Nina and her husband Ed Otto bid $155,000 in an auction held last July by the California-based firm BioArts. Using genetic material, the couple took from the first "Lancy" and had frozen six years ago, the Korean company Sooam Biotech Research Foundation made an exact genetic replica of the dog -- making Encore the first commercially cloned puppy in the United States.
Sooam Biotech Research Foundation is led by the controversial scientist Hwang Woo-suk, who lost his job at Seoul National University, as well as his prominence in Korean society, in 2004 when it was discovered that he had lied about creating the first clones of human embryos and stem cells.
This week, just days after the Ottos picked up Encore from the airport, another South Korean firm, RNL Bio, announced it would provide dog cloning services at $55,000, half the average cost for the procedure.
Lancelot Encore is settling into his new home, Nina Otto said.
In just two days, the puppy has taken over his donor's old role as "alpha dog, leading the pack around already," she said. The Ottos own nine other dogs, 10 cats, sheep and parrots.
Otto said she wanted her old dog back but is prepared for the possibility that Encore might look like his donor, but not act like him.
"Nobody is exactly like anybody else," she said. "There was a 99 percent chance that he would look like Lancy and he does. He's got the same eyes and coat. There is a 50-50 chance that he will act like him. We're still the same people, a lot of the other dogs are the same, so there is a real chance he will have a similar personality."
According to Otto, the original Lancelot was "very human" and "understood our emotions and could read our body language."
The Ottos can do little but wait for Encore to grow up in order to find out if he will have the same winning personality as his namesake.
But the owners of another cloned animal have a cautionary tale.
"I'd suggest to anyone cloning an animal not to expect too much," said Sandra Reddell, who had her famous Brahmin bull, Chance, cloned.
The clone's name: Second Chance.
"It doesn't matter what species or what breed," Reddell said. "There is no guarantee it will look or act the same."
Reddell and her husband Ralph Fisher run a company from their South Texas ranch called Ralph Fisher's Photo Animals that provides live animals to events like state fairs that people can be photographed with.
For years, thousands of people lined up and stood in front of a Texas state flag to take pictures with Chance, a Brahmin bull with meter-long horns.
Soon before Chance died in 1998 at age 21, scientists at Texas A & M University offered to clone the rare breed of bull.
Reddell and Fisher jumped at the opportunity, and a year later Second Chance was born.
He looked like Chance, he ate like Chance, he even slept in the same spot under Chance's favorite tree -- but something was different.

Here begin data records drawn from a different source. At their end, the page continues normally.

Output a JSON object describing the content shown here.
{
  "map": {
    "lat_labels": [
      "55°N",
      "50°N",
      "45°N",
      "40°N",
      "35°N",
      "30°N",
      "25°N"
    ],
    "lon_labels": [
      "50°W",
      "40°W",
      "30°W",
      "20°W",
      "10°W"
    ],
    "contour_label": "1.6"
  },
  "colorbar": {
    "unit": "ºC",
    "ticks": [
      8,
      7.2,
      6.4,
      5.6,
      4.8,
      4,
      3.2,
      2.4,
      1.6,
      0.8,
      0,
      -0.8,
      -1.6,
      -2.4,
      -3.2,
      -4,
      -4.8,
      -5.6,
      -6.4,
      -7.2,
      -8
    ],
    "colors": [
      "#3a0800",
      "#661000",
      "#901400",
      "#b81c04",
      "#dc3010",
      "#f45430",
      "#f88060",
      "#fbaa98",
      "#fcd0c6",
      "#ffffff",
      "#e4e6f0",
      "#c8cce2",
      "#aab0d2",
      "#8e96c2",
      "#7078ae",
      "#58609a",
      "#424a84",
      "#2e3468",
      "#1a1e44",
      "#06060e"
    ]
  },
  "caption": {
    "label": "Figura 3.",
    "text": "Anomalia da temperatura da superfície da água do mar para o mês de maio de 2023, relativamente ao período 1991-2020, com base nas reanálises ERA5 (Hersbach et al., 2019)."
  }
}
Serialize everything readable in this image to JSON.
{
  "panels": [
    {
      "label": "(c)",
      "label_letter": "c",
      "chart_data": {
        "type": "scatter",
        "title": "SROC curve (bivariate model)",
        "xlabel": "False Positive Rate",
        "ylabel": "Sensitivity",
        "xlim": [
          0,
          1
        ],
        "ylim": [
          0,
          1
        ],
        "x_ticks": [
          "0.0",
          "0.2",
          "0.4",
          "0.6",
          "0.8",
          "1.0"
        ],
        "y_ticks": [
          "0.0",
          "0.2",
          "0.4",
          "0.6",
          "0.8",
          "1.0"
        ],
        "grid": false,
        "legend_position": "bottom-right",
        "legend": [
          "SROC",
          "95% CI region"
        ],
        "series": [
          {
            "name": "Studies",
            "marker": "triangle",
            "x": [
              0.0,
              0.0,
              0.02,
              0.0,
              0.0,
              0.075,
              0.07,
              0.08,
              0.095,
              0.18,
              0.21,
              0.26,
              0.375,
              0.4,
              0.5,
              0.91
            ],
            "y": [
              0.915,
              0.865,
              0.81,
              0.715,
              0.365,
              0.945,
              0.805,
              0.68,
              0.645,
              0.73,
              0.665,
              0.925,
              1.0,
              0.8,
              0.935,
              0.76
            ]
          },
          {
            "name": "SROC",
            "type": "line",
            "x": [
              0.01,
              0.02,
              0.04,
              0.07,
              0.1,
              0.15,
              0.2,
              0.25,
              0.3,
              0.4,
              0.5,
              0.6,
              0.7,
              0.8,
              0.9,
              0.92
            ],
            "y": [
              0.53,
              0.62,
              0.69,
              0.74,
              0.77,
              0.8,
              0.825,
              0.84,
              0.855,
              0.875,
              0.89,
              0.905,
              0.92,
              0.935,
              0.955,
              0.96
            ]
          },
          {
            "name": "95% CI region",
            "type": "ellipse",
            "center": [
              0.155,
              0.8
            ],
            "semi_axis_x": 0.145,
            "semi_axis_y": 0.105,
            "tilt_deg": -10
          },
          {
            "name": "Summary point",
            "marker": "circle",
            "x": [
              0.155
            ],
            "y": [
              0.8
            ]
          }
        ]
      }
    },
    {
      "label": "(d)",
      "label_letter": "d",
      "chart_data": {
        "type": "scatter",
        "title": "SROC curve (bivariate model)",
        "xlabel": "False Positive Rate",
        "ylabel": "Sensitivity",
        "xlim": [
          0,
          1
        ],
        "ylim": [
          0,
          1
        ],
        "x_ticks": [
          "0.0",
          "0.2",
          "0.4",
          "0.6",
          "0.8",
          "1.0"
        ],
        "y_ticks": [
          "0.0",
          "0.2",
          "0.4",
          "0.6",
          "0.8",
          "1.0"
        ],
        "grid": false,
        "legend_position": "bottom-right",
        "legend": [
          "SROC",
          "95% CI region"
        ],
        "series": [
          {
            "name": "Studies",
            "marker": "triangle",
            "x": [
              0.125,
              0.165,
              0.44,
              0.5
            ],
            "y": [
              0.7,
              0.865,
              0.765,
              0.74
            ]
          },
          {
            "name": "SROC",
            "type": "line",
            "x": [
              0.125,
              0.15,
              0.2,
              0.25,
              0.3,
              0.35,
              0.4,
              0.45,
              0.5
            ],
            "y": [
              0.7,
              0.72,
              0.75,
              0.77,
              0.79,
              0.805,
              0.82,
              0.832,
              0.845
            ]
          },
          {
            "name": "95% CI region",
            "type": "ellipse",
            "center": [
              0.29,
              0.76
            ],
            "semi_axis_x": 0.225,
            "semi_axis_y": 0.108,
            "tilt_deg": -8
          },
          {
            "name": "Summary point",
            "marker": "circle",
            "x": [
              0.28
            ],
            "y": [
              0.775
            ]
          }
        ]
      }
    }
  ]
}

"He looked exactly the same," Reddell said. "Chance did things very uniquely. When you feed most cattle, they'll bury their faces in the feed bucket or trough and just keep it there. Chance always put his head in the bucket, got a big mouthful and the raised his head up in the air and closed his eyes, and would just savor the sweetfeed. Second Chance ate exactly the same way.
"It really raised the hair on the back of your head, how much they looked and sometimes acted alike," she said.
The couple hoped to Second Chance would take his namesake's place on the photo line, posing for pictures, but the young bull was not nearly as docile as his Chance, twice putting Fisher in the hospital.
On its first birthday, Chance threw Fisher up in the air and few years later gored him with his horns.
"We did everything we could to make Second Chance as similar as possible to Chance," Reddell said. "We wanted him to be the same, but there are no guarantees."
Second Chance died last year at age 8 of a stomach malady that vets do not believe was related to his being a clone. Fisher did not get Chance until he was 7 and has maintained that the even the docile steer may have been just as dangerous a youngster as his clone.
"We felt so blessed when Second Chance dropped in our laps," she said. "Even though he put Ralph in the hospital twice, he always came out OK. We never thought Second Chance would die."
"When he died the second time, it was just as bad as when he died the first time," she added. "It never occurred to us that we'd lose him again."